C'est le témoignage d'une montée en puissance des grands du net. A part cela, l'idée de faire une convention nationale est un peu dans l'air du temps. Soit dit au passage, la France a pris des initiatives dans ce sens-là. A l'Unesco, elle a porté une convention d'action internationale pour répondre aux cyberattaques par l'ANSSI. C'est une excellente proposition que vous pouvez retrouver sur le site de l'Agence. De nombreuses idées proposent des règles de droit sur la responsabilité des états dont partiraient les attaques, sur la capacité des États à faire des dual diligences, c'est-à-dire prendre des mesures de protection de ses entreprises et citoyens. On peut seulement se demander si le projet n'est pas un peu utopique. Peut-on imaginer une convention internationale sur le numérique dans laquelle siégeraient la Russie et la Chine ? Difficile à imaginer !

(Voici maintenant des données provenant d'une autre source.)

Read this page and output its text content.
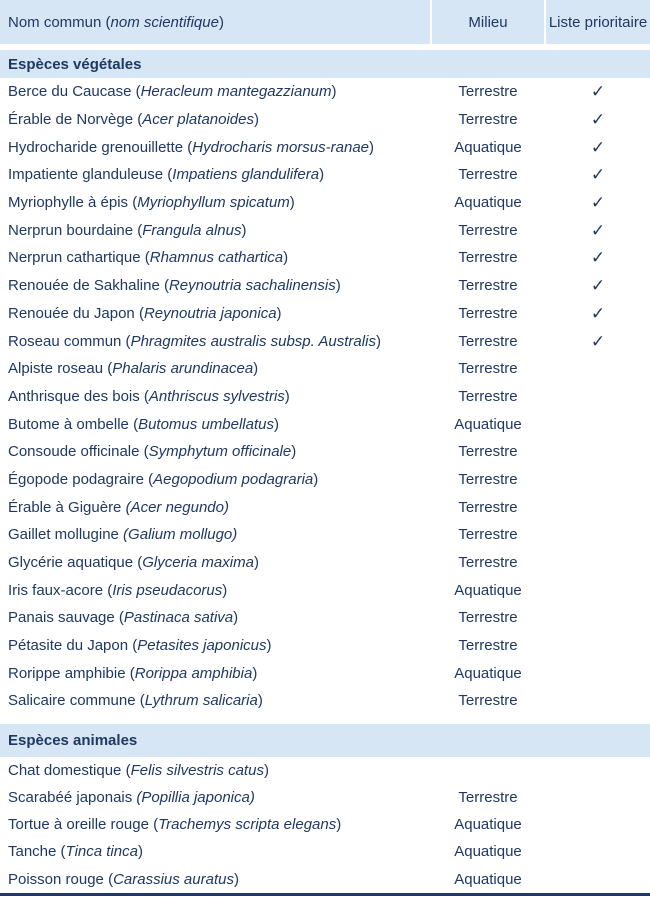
Nom commun (nom scientifique)	Milieu	Liste prioritaire
Espèces végétales
Berce du Caucase (Heracleum mantegazzianum)	Terrestre	✓
Érable de Norvège (Acer platanoides)	Terrestre	✓
Hydrocharide grenouillette (Hydrocharis morsus-ranae)	Aquatique	✓
Impatiente glanduleuse (Impatiens glandulifera)	Terrestre	✓
Myriophylle à épis (Myriophyllum spicatum)	Aquatique	✓
Nerprun bourdaine (Frangula alnus)	Terrestre	✓
Nerprun cathartique (Rhamnus cathartica)	Terrestre	✓
Renouée de Sakhaline (Reynoutria sachalinensis)	Terrestre	✓
Renouée du Japon (Reynoutria japonica)	Terrestre	✓
Roseau commun (Phragmites australis subsp. Australis)	Terrestre	✓
Alpiste roseau (Phalaris arundinacea)	Terrestre
Anthrisque des bois (Anthriscus sylvestris)	Terrestre
Butome à ombelle (Butomus umbellatus)	Aquatique
Consoude officinale (Symphytum officinale)	Terrestre
Égopode podagraire (Aegopodium podagraria)	Terrestre
Érable à Giguère (Acer negundo)	Terrestre
Gaillet mollugine (Galium mollugo)	Terrestre
Glycérie aquatique (Glyceria maxima)	Terrestre
Iris faux-acore (Iris pseudacorus)	Aquatique
Panais sauvage (Pastinaca sativa)	Terrestre
Pétasite du Japon (Petasites japonicus)	Terrestre
Rorippe amphibie (Rorippa amphibia)	Aquatique
Salicaire commune (Lythrum salicaria)	Terrestre
Espèces animales
Chat domestique (Felis silvestris catus)
Scarabéé japonais (Popillia japonica)	Terrestre
Tortue à oreille rouge (Trachemys scripta elegans)	Aquatique
Tanche (Tinca tinca)	Aquatique
Poisson rouge (Carassius auratus)	Aquatique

Ce qui est sidérant, c'est de voir que c'est un acteur privé qui s'enhardit et porte le projet devant les médias...

Justement, n'est-il pas inquiétant, ne serait-ce pour des questions de souveraineté, de laisser à des entreprises privées la charge de porter de telles initiatives internationales ?

En bon Français jacobin et colbertiste, je pense que c'est le job de l’État, de personne que nous avons élu d'une manière ou d'une autre, de nous assurer la sécurité de nos biens et de nos vies, y compris par des moyens violents ! De ce point de vue-là, je suis assez classique. Effectivement, que cela soient des entreprises privées qui engageraient des cybermercenaires ou se doteraient d'armes informatiques de riposte ou que ce soient les multinationales qui poussent pour changer le droit international, on rentre dans un rapport de puissance entre politique et économique qui est inquiétant. Je n'ai rien contre la direction de Microsoft, mais force est de constater que personne n'a jamais voté pour elle. Ces gens dépendent, et c'est parfaitement normal, d'un conseil d'administration et d'actionnaires qui leur demandent de défendre leurs intérêts. On a bien donc à faire à une nouvelle preuve de l'ambition du pouvoir technico-économique contre le politique qui m'inquiète en tant que citoyen d'une part et qui traduit un rapport de force nouveau. Pas totalement, si on se rappelle que Google a déjà menacé le gouvernement chinois (et a perdu cette fois-là), ou est intervenu dans le Printemps Arabe en stigmatisant des gouvernements autoritaires qui prétendaient contrôler internet. On est une tendance lourde dans lesquelles les très grandes compagnies peuvent intervenir dans la vie internationale au dépend des souverainetés nationales.